Okay, I got the little brown guy from some man who buys a lot of dairy goat billies in big numbers for cheap and then re sells them to make a profit. He didn't know his breed.
 The lighter colored one (my doeling)  was sold to my husband as a buckling, he didn't know until he got her home and she squatted to pee!  He forgot to ask the guy her breed and I don't want to call him and see just in case he caught on to his mistake.

Also as you will see in the pic she is tied out (I had someone on another forum get upset with me about that).  She was only tied out because she was very skittish the first couple of days and when I took Oliver out of the pen she would start to cry but I was worried I wouldn't be able to catch her if I let her out too.  SO I staked her out within 20 feet of me while I did yard work.  She was safe and always supervised.

Also they are not small goats.  I did not see the male(Olivers) parents.  But the farm where I got the girl(Sweet pea) had very large goats.
As this might help you decide on their breeds.

I have posted this on another forum and feel like I got good responses.  But I would like to see what your thoughts are as this is specifically for goats.
Thanks for all your help


----------



## freemotion (May 28, 2009)

Soooo cute!!!  Good thing they are babies.  If you keep doing that, your hostas are toast!


----------



## taraann81 (May 28, 2009)

he he.  I know!  They already have tasted my hostas!  I don't really mind though as long as they don't touch my canna lillies!


----------



## pattyjean73 (May 29, 2009)

Looks like an alpine to me. But I'm not familiar with all the different kinds of breeds.  If it's one of the pygmy types I wouldn't have a clue.


----------



## helmstead (May 29, 2009)

Alpine & Toggenburg and ADORABLE!

Tie outs are fine supervised.


----------



## taraann81 (May 29, 2009)

Thanks we love them.  I wish some one would have told me sooner what fun, intelligent quirky animals goats are.  Before I got these guys the only goats I have been around is the pushy, butting goats in petting zoos.


----------



## D Bar J Acres (Jun 1, 2009)

Alpine doeling and Toggenberg buckling


----------



## bmerb (Jun 1, 2009)

I agree with the others, the doeling is Alpine, the buckling is a Tog or Tog cross.  Very very cute!


----------



## Chirpy (Jun 1, 2009)

Very cute kids!    Are you going to wether the male?  If not, you need to separate them by the time they are about 8 weeks old (which they look close to) as goats have been known to breed that young.

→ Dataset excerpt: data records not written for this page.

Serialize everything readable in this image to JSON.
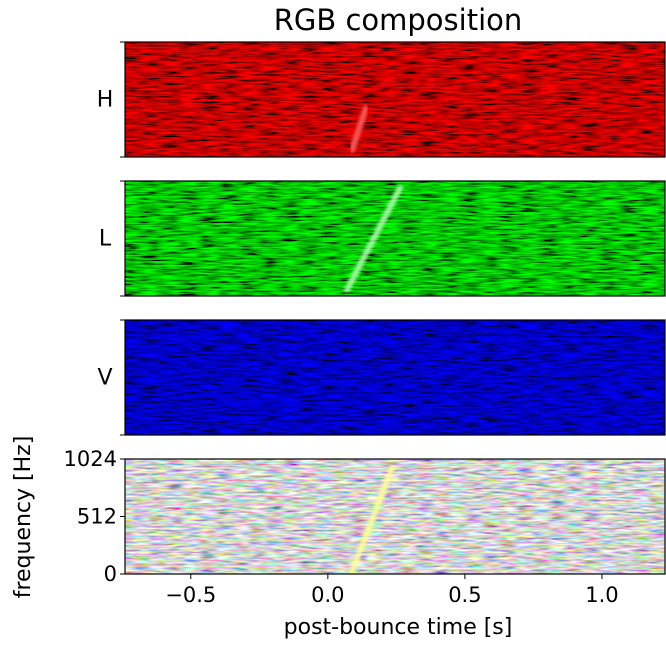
{
  "chart_data": {
    "type": "spectrogram",
    "title": "RGB composition",
    "xlabel": "post-bounce time [s]",
    "ylabel": "frequency [Hz]",
    "channels": [
      {
        "name": "H",
        "color": "#ff0000"
      },
      {
        "name": "L",
        "color": "#00ff00"
      },
      {
        "name": "V",
        "color": "#0000ff"
      }
    ],
    "xlim": [
      -0.74,
      1.23
    ],
    "xticks": [
      {
        "value": -0.5,
        "label": "−0.5"
      },
      {
        "value": 0,
        "label": "0.0"
      },
      {
        "value": 0.5,
        "label": "0.5"
      },
      {
        "value": 1,
        "label": "1.0"
      }
    ],
    "ylim": [
      0,
      1024
    ],
    "yticks": [
      0,
      512,
      1024
    ]
  }
}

Congrats... I'm glad you found out how wonderful they are!


----------



## taraann81 (Jun 1, 2009)

REALLY?  I had no idea they could breed that young!  Yes we are going to wether him.  We are going to band him next week, he has an appt for his shots then will be banded that same day.(vets advice).  I'm glad you told me that though my vet didn't mention that possibility!


----------



## chris09 (Jun 7, 2009)

they could be a togg. and a alpine but keep in mind that alpine do come marked like toggs.
chris


----------



## taraann81 (Jun 7, 2009)

Thanks Chris, that is a possibility but they have VERY different head shapes so my guess would be they are different breeds.


----------



## chris09 (Jun 7, 2009)

the different head dosnt mean that much I seen purebred alpine triplets  have different heads and color as far as that is..
Purebreds I would say no... 
chris


----------



## taraann81 (Jun 7, 2009)

Great, well thank you.  I saw the adults that my doe came from and am sure she is an alpine.  I didn't see the adults of my male though.  So you could very well be right.  I don't really care, they are just pets I was just really interested.

On another note, Oliver(brown one)  Is 4 weeks younger than the doe (sweet pea).  He was 3 weeks old when we got him, she was 7-8 weeks.  She was quite a bit bigger than him.  Now with him being 7 weeks and her being 11-12 weeks he is at least the same size as her maybe a bit bigger.   Is this a male female thing?  Is it normal for males that are  so much younger to ver take the girls in size?

Thanks for the advice, I appreciate it.


----------